The study emphasizes the critical need for transparency in AI-based radiology products within the European Union—a need that we at Health AI Register acknowledge and strive to address through our platform and newsletter.
Read full study
Abstract
Trustworthy medical AI requires transparency about the development and testing of underlying algorithms to identify biases and communicate potential risks of harm. Abundant guidance exists on how to achieve transparency for medical AI products, but it is unclear whether publicly available information adequately informs about their risks. To assess this, we retrieved public documentation on the 14 available CE-certified AI-based radiology products of the II b risk category in the EU from vendor websites, scientific publications, and the European EUDAMED database. Using a self-designed survey, we reported on their development, validation, ethical considerations, and deployment caveats, according to trustworthy AI guidelines. We scored each question with either 0, 0.5, or 1, to rate if the required information was “unavailable”, “partially available,” or “fully available.” The transparency of each product was calculated relative to all 55 questions.
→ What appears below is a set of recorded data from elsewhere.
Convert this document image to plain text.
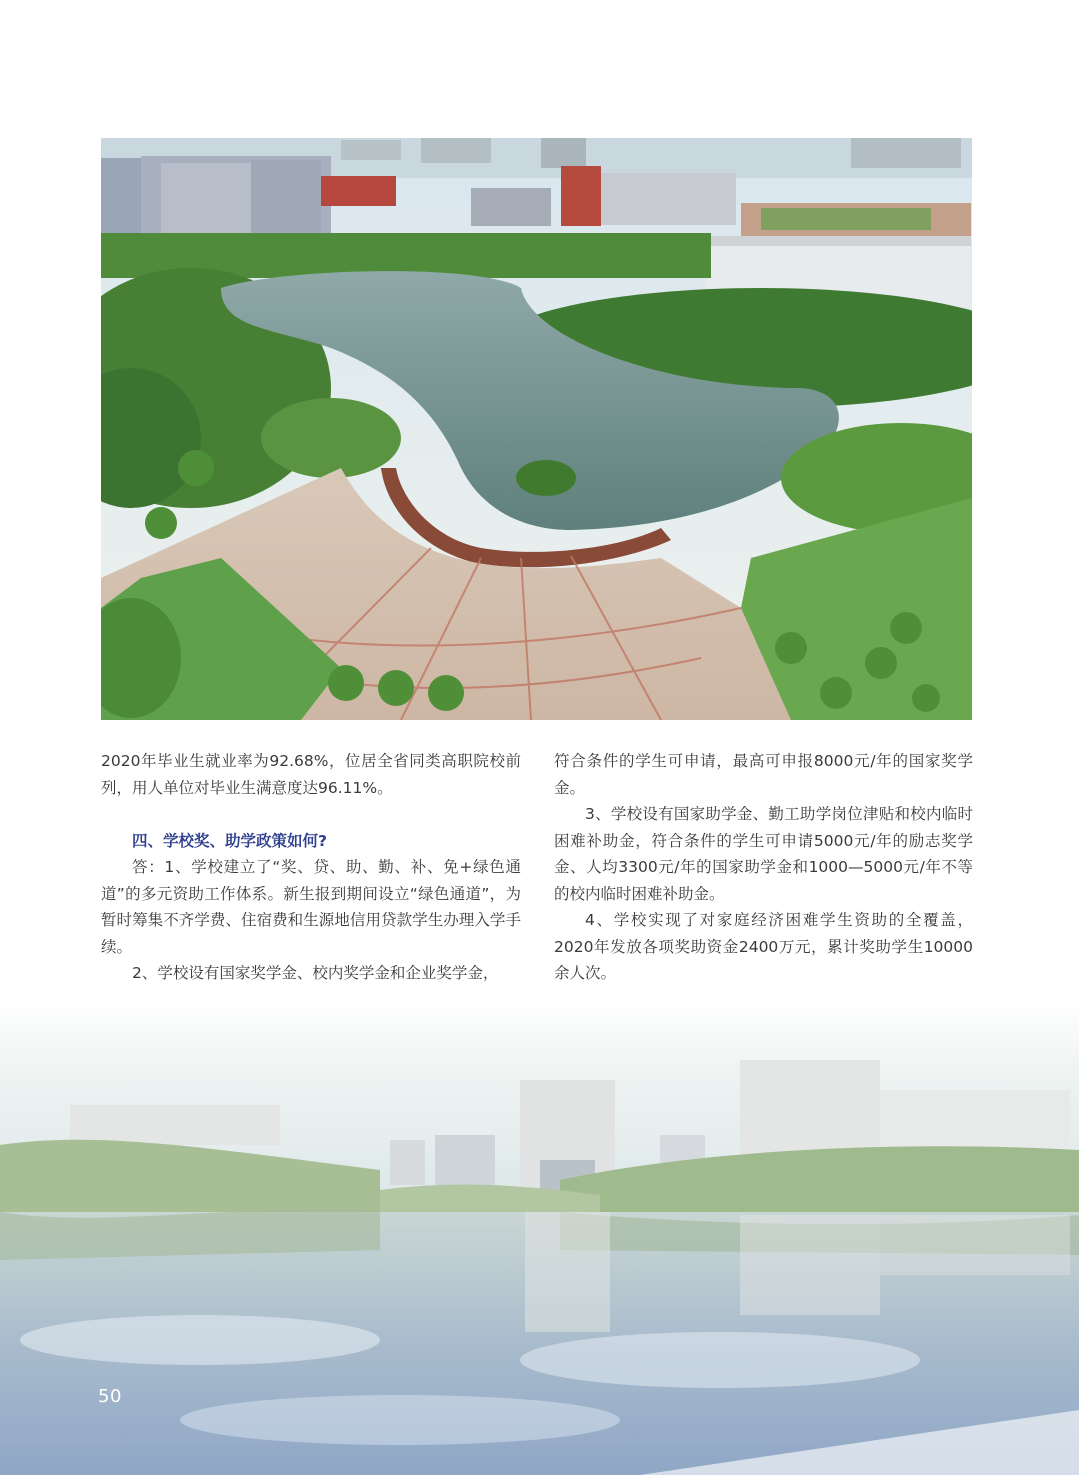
2020年毕业生就业率为92.68%，位居全省同类高职院校前列，用人单位对毕业生满意度达96.11%。

四、学校奖、助学政策如何?

答：1、学校建立了“奖、贷、助、勤、补、免+绿色通道”的多元资助工作体系。新生报到期间设立“绿色通道”，为暂时筹集不齐学费、住宿费和生源地信用贷款学生办理入学手续。

2、学校设有国家奖学金、校内奖学金和企业奖学金，

符合条件的学生可申请，最高可申报8000元/年的国家奖学金。

3、学校设有国家助学金、勤工助学岗位津贴和校内临时困难补助金，符合条件的学生可申请5000元/年的励志奖学金、人均3300元/年的国家助学金和1000—5000元/年不等的校内临时困难补助金。

4、学校实现了对家庭经济困难学生资助的全覆盖，2020年发放各项奖助资金2400万元，累计奖助学生10000余人次。

50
Transparency scores ranged from 6.4% to 60.9%, with a median of 29.1%. Major transparency gaps included missing documentation on training data, ethical considerations, and limitations for deployment. Ethical aspects like consent, safety monitoring, and GDPR-compliance were rarely documented. Furthermore, deployment caveats for different demographics and medical settings were scarce. In conclusion, public documentation of authorized medical AI products in Europe lacks sufficient public transparency to inform about safety and risks. We call on lawmakers and regulators to establish legally mandated requirements for public and substantive transparency to fulfill the promise of trustworthy AI for health.